Although in the last few years he eased up on dress for work – opting to go tieless – Edmund was to the end partial to gray and black suits.

Time off was another matter.

“He wore old holey shirts and shorts to the camp on Grand Isle or just being out in the field,” Slattery recalled. “Our mother tried to get rid of them but he wouldn’t let her.”


Rhoda Portier, Edmund’s legal assistant for a decade, was impressed by his attention to detail and great patience.

“There were never any surprises,” she said. “He did everything by the book, and he didn’t put everything off to the last minute like a lot of lawyers do. There was no panic, he was methodical and thorough and he was very good to me.”

During his career Edmund made time to give back, working on the Louisiana Bar Association’s Committee on Professional Responsibility.


Edmund made a strong impression on members of the local bar, including Assistant District Attorney Jason Lyons, who worked for Edmund early in his career.

“He was one of the best men I ever knew, and one of the finest lawyers I ever knew,” Lyons said.

Time off was often spent at his Grand Isle camp. Ever humble, never flashy, he was content to play in the bays of Grand Isle in a small, nameless boat, eschewing the status symbols so sought by other men, and which he could easily afford, but personally saw as a waste.

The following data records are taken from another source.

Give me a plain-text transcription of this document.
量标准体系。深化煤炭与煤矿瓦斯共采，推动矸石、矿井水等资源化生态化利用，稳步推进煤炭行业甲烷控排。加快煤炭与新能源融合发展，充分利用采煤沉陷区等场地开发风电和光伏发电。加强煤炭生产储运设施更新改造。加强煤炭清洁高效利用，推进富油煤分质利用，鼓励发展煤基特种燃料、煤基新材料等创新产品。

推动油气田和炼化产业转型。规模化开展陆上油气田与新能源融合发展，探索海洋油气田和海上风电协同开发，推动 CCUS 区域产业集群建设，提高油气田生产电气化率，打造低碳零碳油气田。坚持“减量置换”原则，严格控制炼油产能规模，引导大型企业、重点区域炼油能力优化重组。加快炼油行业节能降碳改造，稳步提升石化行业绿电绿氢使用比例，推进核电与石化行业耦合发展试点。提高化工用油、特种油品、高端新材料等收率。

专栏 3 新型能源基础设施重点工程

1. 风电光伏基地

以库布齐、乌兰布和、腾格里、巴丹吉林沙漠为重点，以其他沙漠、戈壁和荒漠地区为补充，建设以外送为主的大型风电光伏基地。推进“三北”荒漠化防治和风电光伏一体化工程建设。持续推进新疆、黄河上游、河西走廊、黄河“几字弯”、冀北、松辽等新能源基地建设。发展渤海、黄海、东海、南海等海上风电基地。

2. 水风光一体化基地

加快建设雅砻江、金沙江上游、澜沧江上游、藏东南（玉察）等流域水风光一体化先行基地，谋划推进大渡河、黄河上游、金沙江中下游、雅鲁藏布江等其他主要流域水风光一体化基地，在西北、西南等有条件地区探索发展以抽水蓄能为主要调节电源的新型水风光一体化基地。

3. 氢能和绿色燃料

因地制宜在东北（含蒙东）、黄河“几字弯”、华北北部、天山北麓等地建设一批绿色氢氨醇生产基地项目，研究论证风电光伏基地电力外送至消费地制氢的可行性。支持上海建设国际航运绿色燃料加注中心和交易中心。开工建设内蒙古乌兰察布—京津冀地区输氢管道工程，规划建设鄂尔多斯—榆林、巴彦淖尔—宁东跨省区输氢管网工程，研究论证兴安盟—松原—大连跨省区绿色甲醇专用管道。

When on the water he went about the task of catching fish, at which he excelled. But Edmund never ate them. He disliked the taste of fish, and would share his catches with friends or family members who were more favorably inclined to the flavor, relatives said.

He earned his undergraduate degree at Louisiana State University, and attained his Juris Doctor at its law school in 1964.

Edmund’s earliest days of practice were with the Milling law firm in New Orleans. He then returned to his familial roots, practicing with a partner, Phillip McMahon, while also managing the family plantation. It was with his brothers, John and William, and a cousin, Andrew, that he worked on developing the Ellendale subdivision and the country club that also bears his family farm’s name.


Despite his unequalled patience when it came to dealing with intricacies of the law, Edmund could not make the leap to employing that attribute when it came to football.

“He would get worked up, very annoyed,” Slattery said, explaiing how his father would start out watching a Saints or LSU game on television but had to turn away if things went poorly, finding some other thng to do in mid-game after stating “I can’t watch this.”

That was one reason why he would not attend games in person.


Asked to describe the magnitude of loss to the community overall because of Edmund’s death, friends, family and clients alike all summarized it in the same words spoken by Slattery, totally separately and totally unbidden.

“He was,” Slattery said, “The last of the great southern gentlemen.”